From the Profiling perspective of the studio, you can create a column analysis to compute the number of most frequent values for each distinct record in a column. After executing the column analysis, you can generate a ready-to-use Job that will extract in an output file the distinct values from a value frequency.
You can then use these distinct values as a reference data set for other data standardization processes.
In the example below a column analysis on a postal_code column in a MySQL database has been created and executed in the Profiling perspective of the studio.
Prerequisites: You have already created and executed a column analysis that uses the Value Frequency indicator.
To generate a Job that extracts distinct values from a value frequency, do the following
In the analysis editor, right-click the Value Frequency indicator.
Select Generate Job.
The Integration perspective opens on the generated Job.
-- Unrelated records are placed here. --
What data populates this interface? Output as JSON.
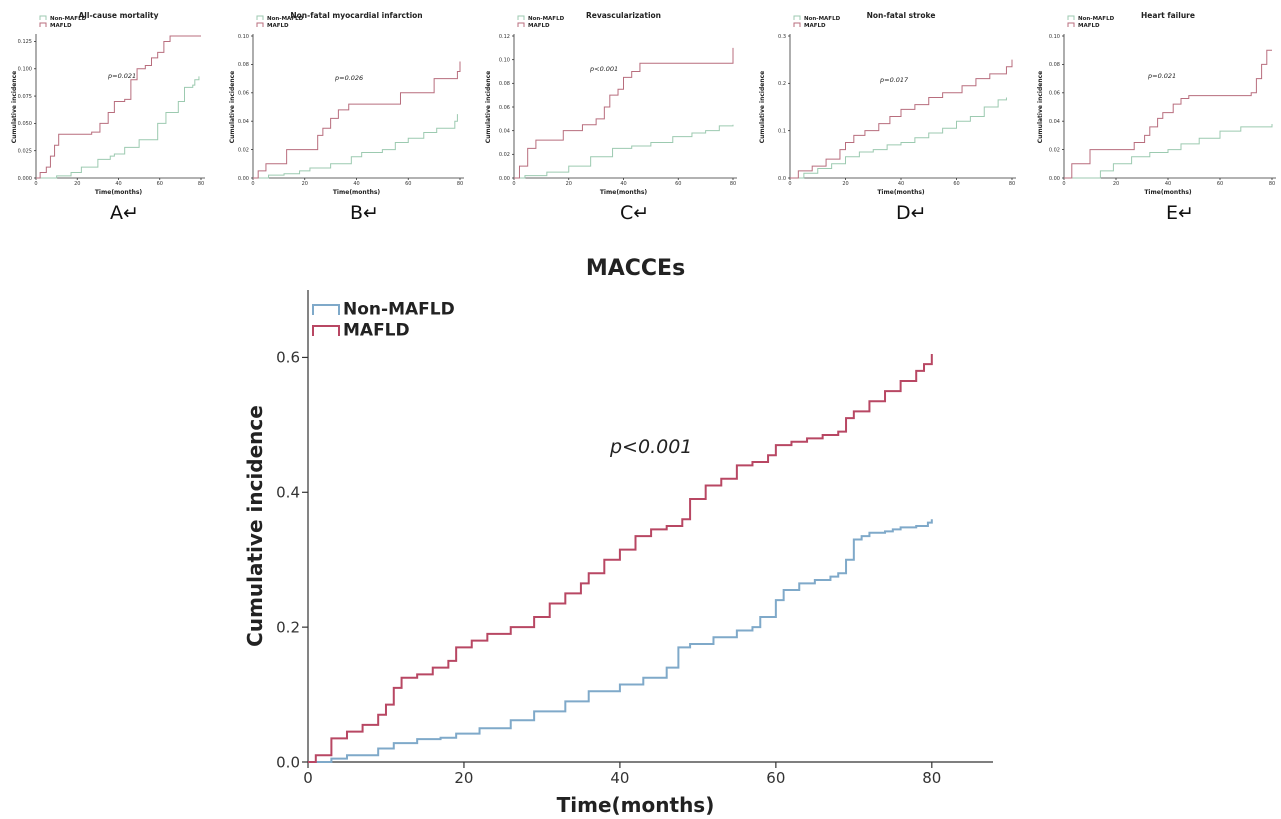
{
  "colors": {
    "non_mafld": "#7fa9c9",
    "mafld": "#b84763",
    "small_non_mafld": "#9ccab0",
    "small_mafld": "#b86d7d"
  },
  "legend": {
    "non_mafld": "Non-MAFLD",
    "mafld": "MAFLD"
  },
  "xlabel": "Time(months)",
  "ylabel": "Cumulative incidence",
  "chart_data": [
    {
      "panel": "A",
      "type": "line",
      "title": "All-cause mortality",
      "p_value": "p=0.021",
      "xlabel": "Time(months)",
      "ylabel": "Cumulative incidence",
      "xlim": [
        0,
        80
      ],
      "ylim": [
        0,
        0.13
      ],
      "xticks": [
        "0",
        "20",
        "40",
        "60",
        "80"
      ],
      "yticks": [
        "0.000",
        "0.025",
        "0.050",
        "0.075",
        "0.100",
        "0.125"
      ],
      "series": [
        {
          "name": "Non-MAFLD",
          "x": [
            0,
            7,
            10,
            17,
            22,
            30,
            36,
            38,
            43,
            50,
            59,
            63,
            69,
            72,
            76,
            77,
            79
          ],
          "y": [
            0,
            0,
            0.002,
            0.005,
            0.01,
            0.017,
            0.02,
            0.022,
            0.028,
            0.035,
            0.05,
            0.06,
            0.07,
            0.083,
            0.085,
            0.09,
            0.093
          ]
        },
        {
          "name": "MAFLD",
          "x": [
            0,
            2,
            5,
            7,
            9,
            11,
            27,
            31,
            35,
            38,
            43,
            46,
            49,
            53,
            56,
            59,
            62,
            65,
            80
          ],
          "y": [
            0,
            0.005,
            0.01,
            0.02,
            0.03,
            0.04,
            0.042,
            0.05,
            0.06,
            0.07,
            0.072,
            0.09,
            0.1,
            0.103,
            0.11,
            0.115,
            0.125,
            0.13,
            0.13
          ]
        }
      ]
    },
    {
      "panel": "B",
      "type": "line",
      "title": "Non-fatal myocardial infarction",
      "p_value": "p=0.026",
      "xlabel": "Time(months)",
      "ylabel": "Cumulative incidence",
      "xlim": [
        0,
        80
      ],
      "ylim": [
        0,
        0.1
      ],
      "xticks": [
        "0",
        "20",
        "40",
        "60",
        "80"
      ],
      "yticks": [
        "0.00",
        "0.02",
        "0.04",
        "0.06",
        "0.08",
        "0.10"
      ],
      "series": [
        {
          "name": "Non-MAFLD",
          "x": [
            0,
            6,
            12,
            18,
            22,
            30,
            38,
            42,
            50,
            55,
            60,
            66,
            71,
            78,
            79
          ],
          "y": [
            0,
            0.002,
            0.003,
            0.005,
            0.007,
            0.01,
            0.015,
            0.018,
            0.02,
            0.025,
            0.028,
            0.032,
            0.035,
            0.04,
            0.045
          ]
        },
        {
          "name": "MAFLD",
          "x": [
            0,
            2,
            5,
            13,
            25,
            27,
            30,
            33,
            37,
            57,
            70,
            79,
            80
          ],
          "y": [
            0,
            0.005,
            0.01,
            0.02,
            0.03,
            0.035,
            0.042,
            0.048,
            0.052,
            0.06,
            0.07,
            0.075,
            0.082
          ]
        }
      ]
    },
    {
      "panel": "C",
      "type": "line",
      "title": "Revascularization",
      "p_value": "p<0.001",
      "xlabel": "Time(months)",
      "ylabel": "Cumulative incidence",
      "xlim": [
        0,
        80
      ],
      "ylim": [
        0,
        0.12
      ],
      "xticks": [
        "0",
        "20",
        "40",
        "60",
        "80"
      ],
      "yticks": [
        "0.00",
        "0.02",
        "0.04",
        "0.06",
        "0.08",
        "0.10",
        "0.12"
      ],
      "series": [
        {
          "name": "Non-MAFLD",
          "x": [
            0,
            4,
            12,
            20,
            28,
            36,
            43,
            50,
            58,
            65,
            70,
            75,
            80
          ],
          "y": [
            0,
            0.002,
            0.005,
            0.01,
            0.018,
            0.025,
            0.027,
            0.03,
            0.035,
            0.038,
            0.04,
            0.044,
            0.045
          ]
        },
        {
          "name": "MAFLD",
          "x": [
            0,
            2,
            5,
            8,
            18,
            25,
            30,
            33,
            35,
            38,
            40,
            43,
            46,
            80
          ],
          "y": [
            0,
            0.01,
            0.025,
            0.032,
            0.04,
            0.045,
            0.05,
            0.06,
            0.07,
            0.075,
            0.085,
            0.09,
            0.097,
            0.11
          ]
        }
      ]
    },
    {
      "panel": "D",
      "type": "line",
      "title": "Non-fatal stroke",
      "p_value": "p=0.017",
      "xlabel": "Time(months)",
      "ylabel": "Cumulative incidence",
      "xlim": [
        0,
        80
      ],
      "ylim": [
        0,
        0.3
      ],
      "xticks": [
        "0",
        "20",
        "40",
        "60",
        "80"
      ],
      "yticks": [
        "0.0",
        "0.1",
        "0.2",
        "0.3"
      ],
      "series": [
        {
          "name": "Non-MAFLD",
          "x": [
            0,
            5,
            10,
            15,
            20,
            25,
            30,
            35,
            40,
            45,
            50,
            55,
            60,
            65,
            70,
            75,
            78
          ],
          "y": [
            0,
            0.01,
            0.02,
            0.03,
            0.045,
            0.055,
            0.06,
            0.07,
            0.075,
            0.085,
            0.095,
            0.105,
            0.12,
            0.13,
            0.15,
            0.165,
            0.17
          ]
        },
        {
          "name": "MAFLD",
          "x": [
            0,
            3,
            8,
            13,
            18,
            20,
            23,
            27,
            32,
            36,
            40,
            45,
            50,
            55,
            62,
            67,
            72,
            78,
            80
          ],
          "y": [
            0,
            0.015,
            0.025,
            0.04,
            0.06,
            0.075,
            0.09,
            0.1,
            0.115,
            0.13,
            0.145,
            0.155,
            0.17,
            0.18,
            0.195,
            0.21,
            0.22,
            0.235,
            0.25
          ]
        }
      ]
    },
    {
      "panel": "E",
      "type": "line",
      "title": "Heart failure",
      "p_value": "p=0.021",
      "xlabel": "Time(months)",
      "ylabel": "Cumulative incidence",
      "xlim": [
        0,
        80
      ],
      "ylim": [
        0,
        0.1
      ],
      "xticks": [
        "0",
        "20",
        "40",
        "60",
        "80"
      ],
      "yticks": [
        "0.00",
        "0.02",
        "0.04",
        "0.06",
        "0.08",
        "0.10"
      ],
      "series": [
        {
          "name": "Non-MAFLD",
          "x": [
            0,
            9,
            14,
            19,
            26,
            33,
            40,
            45,
            52,
            60,
            68,
            80
          ],
          "y": [
            0,
            0,
            0.005,
            0.01,
            0.015,
            0.018,
            0.02,
            0.024,
            0.028,
            0.033,
            0.036,
            0.038
          ]
        },
        {
          "name": "MAFLD",
          "x": [
            0,
            3,
            10,
            27,
            31,
            33,
            36,
            38,
            42,
            45,
            48,
            72,
            74,
            76,
            78,
            80
          ],
          "y": [
            0,
            0.01,
            0.02,
            0.025,
            0.03,
            0.036,
            0.042,
            0.046,
            0.052,
            0.056,
            0.058,
            0.06,
            0.07,
            0.08,
            0.09,
            0.09
          ]
        }
      ]
    },
    {
      "panel": "MACCEs",
      "type": "line",
      "title": "MACCEs",
      "p_value": "p<0.001",
      "xlabel": "Time(months)",
      "ylabel": "Cumulative incidence",
      "xlim": [
        0,
        84
      ],
      "ylim": [
        0,
        0.7
      ],
      "xticks": [
        "0",
        "20",
        "40",
        "60",
        "80"
      ],
      "yticks": [
        "0.0",
        "0.2",
        "0.4",
        "0.6"
      ],
      "series": [
        {
          "name": "Non-MAFLD",
          "x": [
            0,
            3,
            5,
            9,
            11,
            14,
            17,
            19,
            22,
            26,
            29,
            33,
            36,
            40,
            43,
            46,
            47.5,
            49,
            52,
            55,
            57,
            58,
            60,
            61,
            63,
            65,
            67,
            68,
            69,
            70,
            71,
            72,
            74,
            75,
            76,
            78,
            79.5,
            80
          ],
          "y": [
            0,
            0.005,
            0.01,
            0.02,
            0.028,
            0.034,
            0.036,
            0.042,
            0.05,
            0.062,
            0.075,
            0.09,
            0.105,
            0.115,
            0.125,
            0.14,
            0.17,
            0.175,
            0.185,
            0.195,
            0.2,
            0.215,
            0.24,
            0.255,
            0.265,
            0.27,
            0.275,
            0.28,
            0.3,
            0.33,
            0.335,
            0.34,
            0.342,
            0.345,
            0.348,
            0.35,
            0.355,
            0.36
          ]
        },
        {
          "name": "MAFLD",
          "x": [
            0,
            1,
            3,
            5,
            7,
            9,
            10,
            11,
            12,
            14,
            16,
            18,
            19,
            21,
            23,
            26,
            29,
            31,
            33,
            35,
            36,
            38,
            40,
            42,
            44,
            46,
            48,
            49,
            51,
            53,
            55,
            57,
            59,
            60,
            62,
            64,
            66,
            68,
            69,
            70,
            72,
            74,
            76,
            78,
            79,
            80
          ],
          "y": [
            0,
            0.01,
            0.035,
            0.045,
            0.055,
            0.07,
            0.085,
            0.11,
            0.125,
            0.13,
            0.14,
            0.15,
            0.17,
            0.18,
            0.19,
            0.2,
            0.215,
            0.235,
            0.25,
            0.265,
            0.28,
            0.3,
            0.315,
            0.335,
            0.345,
            0.35,
            0.36,
            0.39,
            0.41,
            0.42,
            0.44,
            0.445,
            0.455,
            0.47,
            0.475,
            0.48,
            0.485,
            0.49,
            0.51,
            0.52,
            0.535,
            0.55,
            0.565,
            0.58,
            0.59,
            0.605
          ]
        }
      ]
    }
  ],
  "panel_letters": [
    "A↵",
    "B↵",
    "C↵",
    "D↵",
    "E↵"
  ]
}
The basic settings for the database component are already defined according to the database connection used in the column analysis.
The basic settings for the tAggregateRow component are already defined to count the distinct values from the value frequency of the postal_code column.
If required, use a different output component to recuperate the distinct values in a different type of file or in a database.
Save your Job and press F6 to execute it.
The Job extracts the distinct values from the value frequency and writes them in the defined output file.
You can then use this file as a kind of a reference file in your data quality Jobs. You can use the zip codes in the file when matching data on zip codes for instance.
For further information on the data quality components and Jobs, see the data quality chapter in the Talend Components Reference Guide.